Komplementäre Therapien
Viele MS-Betroffene greifen zu Mitteln aus der Naturmedizin, um ihre Beschwerden und Symptome zu lindern. Johanniskraut ist zum Beispiel eine beliebte und wichtige Heilpflanze bei depressiven Verstimmungen. Viele Symptome, die im Verlauf einer Multiplen Sklerose auftreten, können auch begleitend mit homöopathischen Mitteln behandelt werden.
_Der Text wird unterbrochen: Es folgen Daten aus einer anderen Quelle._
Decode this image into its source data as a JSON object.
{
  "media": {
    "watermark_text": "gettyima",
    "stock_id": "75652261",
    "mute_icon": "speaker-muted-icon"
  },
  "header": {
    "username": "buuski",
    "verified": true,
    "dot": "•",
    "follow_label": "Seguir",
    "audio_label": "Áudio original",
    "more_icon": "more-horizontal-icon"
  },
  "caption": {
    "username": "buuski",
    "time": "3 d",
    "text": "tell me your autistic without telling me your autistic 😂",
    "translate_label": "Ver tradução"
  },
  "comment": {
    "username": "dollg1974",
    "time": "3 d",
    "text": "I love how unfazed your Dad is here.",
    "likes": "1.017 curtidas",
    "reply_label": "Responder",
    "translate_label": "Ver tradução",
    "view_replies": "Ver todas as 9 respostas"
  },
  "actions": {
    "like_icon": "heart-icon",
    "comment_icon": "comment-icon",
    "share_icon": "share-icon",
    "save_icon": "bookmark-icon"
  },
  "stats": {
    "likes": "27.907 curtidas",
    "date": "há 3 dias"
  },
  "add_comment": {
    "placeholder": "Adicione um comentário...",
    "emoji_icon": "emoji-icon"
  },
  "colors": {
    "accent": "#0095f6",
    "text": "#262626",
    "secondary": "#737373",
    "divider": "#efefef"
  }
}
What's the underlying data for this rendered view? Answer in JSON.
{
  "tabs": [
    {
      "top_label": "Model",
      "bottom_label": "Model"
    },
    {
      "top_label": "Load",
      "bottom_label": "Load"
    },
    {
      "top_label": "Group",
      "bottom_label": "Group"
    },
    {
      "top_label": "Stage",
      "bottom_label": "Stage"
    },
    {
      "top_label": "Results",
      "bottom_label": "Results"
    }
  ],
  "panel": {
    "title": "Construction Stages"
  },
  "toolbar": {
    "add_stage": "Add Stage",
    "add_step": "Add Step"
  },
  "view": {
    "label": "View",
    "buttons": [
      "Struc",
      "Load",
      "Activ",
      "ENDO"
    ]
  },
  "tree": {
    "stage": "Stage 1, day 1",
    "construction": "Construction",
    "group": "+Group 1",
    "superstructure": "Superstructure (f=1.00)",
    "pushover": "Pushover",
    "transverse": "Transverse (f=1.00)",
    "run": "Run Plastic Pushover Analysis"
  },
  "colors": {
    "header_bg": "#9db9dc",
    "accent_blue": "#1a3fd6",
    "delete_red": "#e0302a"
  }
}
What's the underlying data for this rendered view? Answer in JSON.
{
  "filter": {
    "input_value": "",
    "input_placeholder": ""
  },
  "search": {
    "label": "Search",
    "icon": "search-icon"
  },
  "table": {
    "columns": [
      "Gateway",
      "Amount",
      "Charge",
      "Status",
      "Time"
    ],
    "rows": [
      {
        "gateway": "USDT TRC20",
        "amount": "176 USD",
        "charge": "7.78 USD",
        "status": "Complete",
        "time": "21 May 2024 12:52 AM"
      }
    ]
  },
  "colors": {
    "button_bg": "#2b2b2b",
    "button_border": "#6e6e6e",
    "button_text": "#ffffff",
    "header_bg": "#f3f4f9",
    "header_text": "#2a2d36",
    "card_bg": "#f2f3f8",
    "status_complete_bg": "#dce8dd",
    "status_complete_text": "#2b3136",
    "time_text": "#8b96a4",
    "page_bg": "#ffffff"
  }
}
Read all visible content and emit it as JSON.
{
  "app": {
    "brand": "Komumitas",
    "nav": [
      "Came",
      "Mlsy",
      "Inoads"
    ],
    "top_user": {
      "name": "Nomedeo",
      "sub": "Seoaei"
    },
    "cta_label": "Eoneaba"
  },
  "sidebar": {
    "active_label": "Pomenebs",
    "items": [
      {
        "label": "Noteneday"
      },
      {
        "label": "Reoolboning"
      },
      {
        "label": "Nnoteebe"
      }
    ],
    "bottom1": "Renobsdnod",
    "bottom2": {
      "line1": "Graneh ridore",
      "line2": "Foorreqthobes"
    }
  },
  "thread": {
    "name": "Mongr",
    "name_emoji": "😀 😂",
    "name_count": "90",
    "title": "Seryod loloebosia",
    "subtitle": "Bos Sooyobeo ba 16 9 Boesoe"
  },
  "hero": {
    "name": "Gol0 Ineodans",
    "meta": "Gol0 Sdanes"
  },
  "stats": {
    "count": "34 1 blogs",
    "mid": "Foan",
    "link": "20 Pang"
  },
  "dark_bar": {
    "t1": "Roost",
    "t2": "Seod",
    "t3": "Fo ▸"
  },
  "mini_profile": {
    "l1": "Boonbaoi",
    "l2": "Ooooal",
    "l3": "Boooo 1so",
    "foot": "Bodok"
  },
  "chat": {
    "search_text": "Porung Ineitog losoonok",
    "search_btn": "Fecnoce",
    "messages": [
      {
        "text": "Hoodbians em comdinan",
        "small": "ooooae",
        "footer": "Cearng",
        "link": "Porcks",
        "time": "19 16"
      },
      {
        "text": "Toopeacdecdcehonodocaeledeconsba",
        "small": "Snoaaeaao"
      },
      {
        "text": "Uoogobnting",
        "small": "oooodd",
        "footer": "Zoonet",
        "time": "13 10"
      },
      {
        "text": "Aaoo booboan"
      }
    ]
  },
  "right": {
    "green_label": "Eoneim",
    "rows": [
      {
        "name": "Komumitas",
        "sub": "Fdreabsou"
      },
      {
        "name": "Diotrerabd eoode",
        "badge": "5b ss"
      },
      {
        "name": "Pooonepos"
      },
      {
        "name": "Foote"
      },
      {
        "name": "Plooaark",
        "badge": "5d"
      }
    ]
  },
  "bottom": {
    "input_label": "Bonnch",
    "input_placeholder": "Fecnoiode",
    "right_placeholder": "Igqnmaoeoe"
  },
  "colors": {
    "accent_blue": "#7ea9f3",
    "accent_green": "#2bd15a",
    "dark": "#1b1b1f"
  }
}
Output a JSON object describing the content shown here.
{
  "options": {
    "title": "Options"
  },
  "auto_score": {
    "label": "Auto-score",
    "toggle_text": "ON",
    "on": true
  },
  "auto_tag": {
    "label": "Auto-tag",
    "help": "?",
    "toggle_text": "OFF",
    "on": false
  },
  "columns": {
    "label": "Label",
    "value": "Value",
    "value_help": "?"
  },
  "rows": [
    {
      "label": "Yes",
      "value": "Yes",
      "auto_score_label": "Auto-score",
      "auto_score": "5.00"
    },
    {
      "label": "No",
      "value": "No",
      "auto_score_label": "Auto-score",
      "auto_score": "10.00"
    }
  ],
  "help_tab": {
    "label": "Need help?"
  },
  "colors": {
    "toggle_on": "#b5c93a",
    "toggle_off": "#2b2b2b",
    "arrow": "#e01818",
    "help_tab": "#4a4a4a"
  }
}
Leben mit Multipler Sklerose
Das Leben mit MS kann eine Herausforderung sein, aber mit der richtigen Behandlung und Unterstützung ist ein erfülltes Leben möglich. Wichtig ist, die Erkrankung anzunehmen, sich aktiv mit ihr auseinanderzusetzen und sich nicht von ihr einschränken zu lassen.
Selbsthilfegruppen
Es gibt mittlerweile viele MS-Selbsthilfegruppen. Die MS-Selbsthilfe gibt Betroffenen Halt und ermöglicht den Austausch untereinander. Das erhöht die Lebensqualität immens.
Ernährung und Lebensstil
Eine gesunde Ernährung und ein aktiver Lebensstil können sich positiv auf den Krankheitsverlauf auswirken. Es gibt zwar keine spezielle MS-Diät, aber eine ausgewogene Ernährung mit viel Obst, Gemüse, Fisch und gesunden Fetten wird empfohlen. Rauchen sollte vermieden werden, da es den Krankheitsverlauf negativ beeinflussen kann. Zudem ist ausreichend körperliche Bewegung von Vorteil; Übergewicht und Bewegungsmangel wirken sich negativ auf den Krankheitsverlauf aus, deshalb sollte Bewegung immer wieder eingeplant werden, sodass man mobil bleibt.
Patientenverfügung
Eine Patientenverfügung stellt sicher, dass Ihre medizinischen Wünsche auch in unerwarteten Situationen respektiert werden und bewahrt so Ihre Selbstbestimmung. Sie greift in Situationen, in denen Sie aufgrund von Krankheit oder Verletzung nicht in der Lage sind, sie selbst auszudrücken.